The International Monetary Fund (IMF) has reached a staff-level agreement with Côte d’Ivoire under its Extended Fund Facility (EFF) and Extended Credit Facility (ECF) programs. The deal will unlock $843.9 million in financing to reinforce the country’s reform agenda and economic stability.
Through this program, Côte d’Ivoire aims to strengthen macroeconomic stability, improve public finance management, and promote inclusive growth. The IMF believes these measures will enhance fiscal discipline, boost private investment, and support long-term growth.
The new funding will help the government address balance of payments pressures, expand social safety nets, and maintain reform momentum. It also supports efforts to improve governance, enhance transparency, and foster a business-friendly climate.
IMF staff highlighted that structural reforms—especially in public finance, tax administration, and state-owned enterprise governance—remain critical for sustainable progress. They urged authorities to stay committed to their medium-term fiscal targets and prioritize spending on social and infrastructure needs.

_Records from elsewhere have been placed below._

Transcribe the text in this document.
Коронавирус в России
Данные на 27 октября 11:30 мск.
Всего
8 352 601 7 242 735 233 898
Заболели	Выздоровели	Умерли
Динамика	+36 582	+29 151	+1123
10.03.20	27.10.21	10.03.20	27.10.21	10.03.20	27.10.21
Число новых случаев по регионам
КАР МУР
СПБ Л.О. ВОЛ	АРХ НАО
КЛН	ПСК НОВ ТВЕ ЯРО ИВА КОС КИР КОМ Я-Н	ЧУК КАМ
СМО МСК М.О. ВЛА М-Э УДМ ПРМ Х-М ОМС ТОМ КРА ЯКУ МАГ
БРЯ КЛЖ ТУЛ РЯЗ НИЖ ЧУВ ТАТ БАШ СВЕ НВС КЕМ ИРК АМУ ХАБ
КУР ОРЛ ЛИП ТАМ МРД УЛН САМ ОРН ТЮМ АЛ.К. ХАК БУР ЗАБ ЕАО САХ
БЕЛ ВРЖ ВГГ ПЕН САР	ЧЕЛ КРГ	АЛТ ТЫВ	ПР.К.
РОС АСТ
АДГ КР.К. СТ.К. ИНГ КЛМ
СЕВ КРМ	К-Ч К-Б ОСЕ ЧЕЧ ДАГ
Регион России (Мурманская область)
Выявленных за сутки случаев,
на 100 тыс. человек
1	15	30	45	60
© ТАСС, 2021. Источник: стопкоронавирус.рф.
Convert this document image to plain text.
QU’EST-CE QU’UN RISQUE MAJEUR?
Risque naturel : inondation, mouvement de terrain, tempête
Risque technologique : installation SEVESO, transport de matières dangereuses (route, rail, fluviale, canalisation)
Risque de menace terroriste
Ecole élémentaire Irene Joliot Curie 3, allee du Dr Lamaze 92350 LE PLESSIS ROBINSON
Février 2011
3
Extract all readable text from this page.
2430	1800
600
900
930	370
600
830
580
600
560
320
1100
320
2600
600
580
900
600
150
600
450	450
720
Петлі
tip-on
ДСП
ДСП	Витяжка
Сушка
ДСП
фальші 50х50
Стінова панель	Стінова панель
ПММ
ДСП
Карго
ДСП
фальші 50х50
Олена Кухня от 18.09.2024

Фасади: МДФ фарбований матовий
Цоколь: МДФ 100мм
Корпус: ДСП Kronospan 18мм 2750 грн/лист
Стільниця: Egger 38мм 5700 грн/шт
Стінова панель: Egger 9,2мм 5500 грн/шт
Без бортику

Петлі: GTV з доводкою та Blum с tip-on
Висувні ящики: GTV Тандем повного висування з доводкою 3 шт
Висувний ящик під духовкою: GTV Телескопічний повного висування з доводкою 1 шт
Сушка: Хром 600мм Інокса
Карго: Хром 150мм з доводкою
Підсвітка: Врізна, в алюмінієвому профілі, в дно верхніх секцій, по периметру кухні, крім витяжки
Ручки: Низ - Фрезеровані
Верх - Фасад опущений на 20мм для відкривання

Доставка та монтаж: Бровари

If Côte d’Ivoire implements the program effectively, investor confidence is likely to strengthen, external financing gaps could narrow, and economic growth may accelerate. However, delays in reform or weak execution could limit these benefits.
The IMF expects its Executive Board to review and approve the disbursement in the coming weeks.
In summary, the agreement marks a turning point for Côte d’Ivoire’s economy. With decisive and transparent implementation, the program can drive stronger growth, better fiscal balance, and greater social inclusion across the country.